The Ilia Mourmetz, Manilov was informed one day, had been sold. It would be Manilov’s duty to deliver his vessel to the Iranian naval base at Bandar Abbas. It would also be, he knew without doubt, his last voyage as a submarine commander. Russia’s Navy was transforming into a maritime auction house.
Four weeks elapsed while the Mourmetz underwent modifications at the Vladivostok naval base. The old boat’s navigational gear was retrofitted with the newer, state-of-the-art laser gyro inertial guidance units. The sonar and fire control systems were replaced with an MGK-400EM digital sonar and the MVU-110 combat information computer. An oxygen/hydrogen generator plant was installed that allowed the sub to operate for weeks beneath the surface without snorkeling to recharge batteries or replenish air supplies.

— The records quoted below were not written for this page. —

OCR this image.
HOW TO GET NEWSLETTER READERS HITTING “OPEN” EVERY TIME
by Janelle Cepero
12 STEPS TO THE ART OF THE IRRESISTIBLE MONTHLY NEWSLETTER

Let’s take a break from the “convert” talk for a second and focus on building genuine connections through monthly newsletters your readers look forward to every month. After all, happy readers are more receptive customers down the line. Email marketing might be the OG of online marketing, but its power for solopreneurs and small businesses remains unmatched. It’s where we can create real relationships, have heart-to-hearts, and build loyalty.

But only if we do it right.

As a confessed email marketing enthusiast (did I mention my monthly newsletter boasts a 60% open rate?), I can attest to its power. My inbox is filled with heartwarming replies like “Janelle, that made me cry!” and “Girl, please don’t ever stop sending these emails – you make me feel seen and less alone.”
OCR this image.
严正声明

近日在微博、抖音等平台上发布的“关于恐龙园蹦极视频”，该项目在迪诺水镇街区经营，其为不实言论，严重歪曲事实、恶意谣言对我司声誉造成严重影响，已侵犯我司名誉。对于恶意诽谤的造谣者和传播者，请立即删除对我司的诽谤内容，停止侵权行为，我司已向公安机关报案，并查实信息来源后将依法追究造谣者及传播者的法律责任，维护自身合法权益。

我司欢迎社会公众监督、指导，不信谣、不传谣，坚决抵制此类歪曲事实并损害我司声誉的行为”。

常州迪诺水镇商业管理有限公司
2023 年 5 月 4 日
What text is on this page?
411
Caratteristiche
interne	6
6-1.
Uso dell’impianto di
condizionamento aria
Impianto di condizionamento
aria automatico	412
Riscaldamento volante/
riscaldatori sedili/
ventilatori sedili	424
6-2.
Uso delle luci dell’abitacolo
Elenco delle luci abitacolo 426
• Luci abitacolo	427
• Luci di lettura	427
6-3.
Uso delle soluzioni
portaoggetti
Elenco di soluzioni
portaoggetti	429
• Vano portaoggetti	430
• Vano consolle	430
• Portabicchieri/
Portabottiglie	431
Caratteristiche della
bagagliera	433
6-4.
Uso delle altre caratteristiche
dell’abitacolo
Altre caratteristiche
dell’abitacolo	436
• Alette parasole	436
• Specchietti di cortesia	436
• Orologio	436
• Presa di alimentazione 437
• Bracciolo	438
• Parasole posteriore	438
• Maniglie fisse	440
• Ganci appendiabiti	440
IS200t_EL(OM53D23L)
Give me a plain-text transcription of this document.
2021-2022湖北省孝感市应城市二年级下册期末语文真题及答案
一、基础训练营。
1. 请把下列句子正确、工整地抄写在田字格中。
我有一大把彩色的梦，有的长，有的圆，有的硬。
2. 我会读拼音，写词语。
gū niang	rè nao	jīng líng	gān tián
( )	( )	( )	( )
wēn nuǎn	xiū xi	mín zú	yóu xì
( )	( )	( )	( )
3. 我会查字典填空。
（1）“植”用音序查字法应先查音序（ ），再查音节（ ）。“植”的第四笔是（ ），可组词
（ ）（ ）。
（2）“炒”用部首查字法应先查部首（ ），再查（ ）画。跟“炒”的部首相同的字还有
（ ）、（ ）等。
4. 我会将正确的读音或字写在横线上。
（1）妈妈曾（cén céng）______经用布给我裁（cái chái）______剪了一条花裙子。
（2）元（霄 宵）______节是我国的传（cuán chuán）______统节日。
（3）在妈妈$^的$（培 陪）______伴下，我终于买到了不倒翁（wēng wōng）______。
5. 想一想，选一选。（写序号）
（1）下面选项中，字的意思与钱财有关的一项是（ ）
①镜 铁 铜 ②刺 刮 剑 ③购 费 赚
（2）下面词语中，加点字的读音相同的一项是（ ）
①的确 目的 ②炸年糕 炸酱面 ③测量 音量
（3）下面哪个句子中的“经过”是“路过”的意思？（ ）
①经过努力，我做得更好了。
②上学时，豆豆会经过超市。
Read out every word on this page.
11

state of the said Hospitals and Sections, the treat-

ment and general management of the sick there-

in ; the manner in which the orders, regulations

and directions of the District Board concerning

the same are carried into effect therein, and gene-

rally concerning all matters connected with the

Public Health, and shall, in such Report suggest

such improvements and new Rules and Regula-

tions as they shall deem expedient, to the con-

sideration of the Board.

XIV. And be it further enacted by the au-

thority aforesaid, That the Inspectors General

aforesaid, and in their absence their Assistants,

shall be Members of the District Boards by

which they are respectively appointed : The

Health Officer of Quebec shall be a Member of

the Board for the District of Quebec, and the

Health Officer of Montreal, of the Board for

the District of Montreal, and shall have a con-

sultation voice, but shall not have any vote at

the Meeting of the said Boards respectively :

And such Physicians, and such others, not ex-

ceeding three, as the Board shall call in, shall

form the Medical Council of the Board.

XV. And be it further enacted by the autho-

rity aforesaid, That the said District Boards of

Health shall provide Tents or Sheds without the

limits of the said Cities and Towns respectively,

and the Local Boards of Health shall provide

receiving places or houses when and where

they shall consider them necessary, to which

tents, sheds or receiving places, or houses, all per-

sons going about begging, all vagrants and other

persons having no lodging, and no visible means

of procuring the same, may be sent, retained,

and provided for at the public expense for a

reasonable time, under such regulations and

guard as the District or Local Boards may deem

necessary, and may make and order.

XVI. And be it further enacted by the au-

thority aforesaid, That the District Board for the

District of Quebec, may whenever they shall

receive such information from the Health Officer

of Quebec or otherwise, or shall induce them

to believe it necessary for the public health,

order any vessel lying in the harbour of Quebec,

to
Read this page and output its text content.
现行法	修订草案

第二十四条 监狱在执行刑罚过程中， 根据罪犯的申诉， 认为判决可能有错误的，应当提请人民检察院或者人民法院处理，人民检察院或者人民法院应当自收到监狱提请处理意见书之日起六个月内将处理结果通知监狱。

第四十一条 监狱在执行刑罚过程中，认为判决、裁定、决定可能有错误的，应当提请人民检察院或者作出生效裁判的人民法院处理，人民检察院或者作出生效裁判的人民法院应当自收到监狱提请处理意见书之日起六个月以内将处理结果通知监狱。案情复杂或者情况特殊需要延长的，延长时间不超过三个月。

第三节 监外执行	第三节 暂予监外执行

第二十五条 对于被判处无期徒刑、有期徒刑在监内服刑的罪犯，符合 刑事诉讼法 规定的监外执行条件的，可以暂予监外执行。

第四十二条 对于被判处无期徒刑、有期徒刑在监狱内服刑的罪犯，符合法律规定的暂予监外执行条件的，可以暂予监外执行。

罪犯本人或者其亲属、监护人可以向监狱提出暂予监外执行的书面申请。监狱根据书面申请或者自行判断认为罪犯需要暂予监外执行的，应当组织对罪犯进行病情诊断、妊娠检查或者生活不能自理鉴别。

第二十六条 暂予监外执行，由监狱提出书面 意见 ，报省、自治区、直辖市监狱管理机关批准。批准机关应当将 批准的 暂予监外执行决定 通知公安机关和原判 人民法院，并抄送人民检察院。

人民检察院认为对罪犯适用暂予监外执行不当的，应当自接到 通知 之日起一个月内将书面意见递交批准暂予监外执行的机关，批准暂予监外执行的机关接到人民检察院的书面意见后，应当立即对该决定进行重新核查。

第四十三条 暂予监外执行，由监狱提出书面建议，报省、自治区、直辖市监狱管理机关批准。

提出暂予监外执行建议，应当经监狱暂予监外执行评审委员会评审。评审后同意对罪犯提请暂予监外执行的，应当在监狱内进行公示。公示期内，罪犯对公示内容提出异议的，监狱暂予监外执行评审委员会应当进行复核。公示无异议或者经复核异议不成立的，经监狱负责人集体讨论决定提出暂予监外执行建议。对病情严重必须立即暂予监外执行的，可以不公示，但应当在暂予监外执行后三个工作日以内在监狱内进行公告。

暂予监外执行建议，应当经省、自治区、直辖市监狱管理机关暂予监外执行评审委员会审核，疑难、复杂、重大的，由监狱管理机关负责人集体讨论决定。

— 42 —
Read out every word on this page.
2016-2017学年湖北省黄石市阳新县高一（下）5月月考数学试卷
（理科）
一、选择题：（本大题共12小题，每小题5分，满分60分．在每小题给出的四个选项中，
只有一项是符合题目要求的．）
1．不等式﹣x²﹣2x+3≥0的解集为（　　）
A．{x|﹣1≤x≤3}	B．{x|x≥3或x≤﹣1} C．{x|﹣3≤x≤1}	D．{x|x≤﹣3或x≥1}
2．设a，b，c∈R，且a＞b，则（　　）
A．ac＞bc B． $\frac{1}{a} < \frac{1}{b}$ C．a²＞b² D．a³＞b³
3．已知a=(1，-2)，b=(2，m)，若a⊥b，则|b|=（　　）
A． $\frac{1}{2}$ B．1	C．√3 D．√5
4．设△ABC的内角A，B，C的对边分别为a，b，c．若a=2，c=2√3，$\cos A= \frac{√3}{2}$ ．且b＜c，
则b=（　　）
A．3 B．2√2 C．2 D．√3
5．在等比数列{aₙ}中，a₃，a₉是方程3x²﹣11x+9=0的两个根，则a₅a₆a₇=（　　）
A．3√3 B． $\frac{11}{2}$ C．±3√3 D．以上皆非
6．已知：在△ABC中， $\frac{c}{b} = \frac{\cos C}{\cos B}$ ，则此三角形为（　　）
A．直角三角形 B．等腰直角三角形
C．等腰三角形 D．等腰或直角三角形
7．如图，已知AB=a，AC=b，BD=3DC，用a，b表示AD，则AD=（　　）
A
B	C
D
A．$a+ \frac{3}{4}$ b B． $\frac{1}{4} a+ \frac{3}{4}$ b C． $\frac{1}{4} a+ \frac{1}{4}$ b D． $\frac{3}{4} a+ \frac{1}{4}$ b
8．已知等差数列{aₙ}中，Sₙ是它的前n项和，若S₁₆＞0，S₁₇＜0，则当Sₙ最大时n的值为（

This only exacerbated Manilov’s mounting anger. The Iranians were getting equipment that was vastly superior to anything Manilov had used aboard the old Mourmetz. All it took was money! They all had it — Americans, Iranians, Chinese, Japanese — everyone except the Russians.
The deathlike bleakness of the Russian winter had not yet released its grip on Vladivostok. While he waited for the Mourmetz’s renovations to be completed, Manilov spent his idle hours in a quayside bar frequented by naval officers and shipyard bureaucrats. Only with sufficient alcohol in his blood could he put aside the dismal thoughts of his final voyage.
One evening in the bar, Manilov found himself in conversation with a dark-skinned man in an ill-fitting suit. Manilov guessed from the accent that he came from one of the newly independent republics — Uzbekistan or Azerbaijan, perhaps — somewhere in the southern Caucasus.
After several vodkas the man surprised Manilov with his knowledge of the Mourmetz and its upcoming voyage. Then he surprised him even further by presenting him with a business proposition. For an amount of money that exceeded anything Manilov could imagine, would he consider taking the Mourmetz not to its new owner, but to a different destination?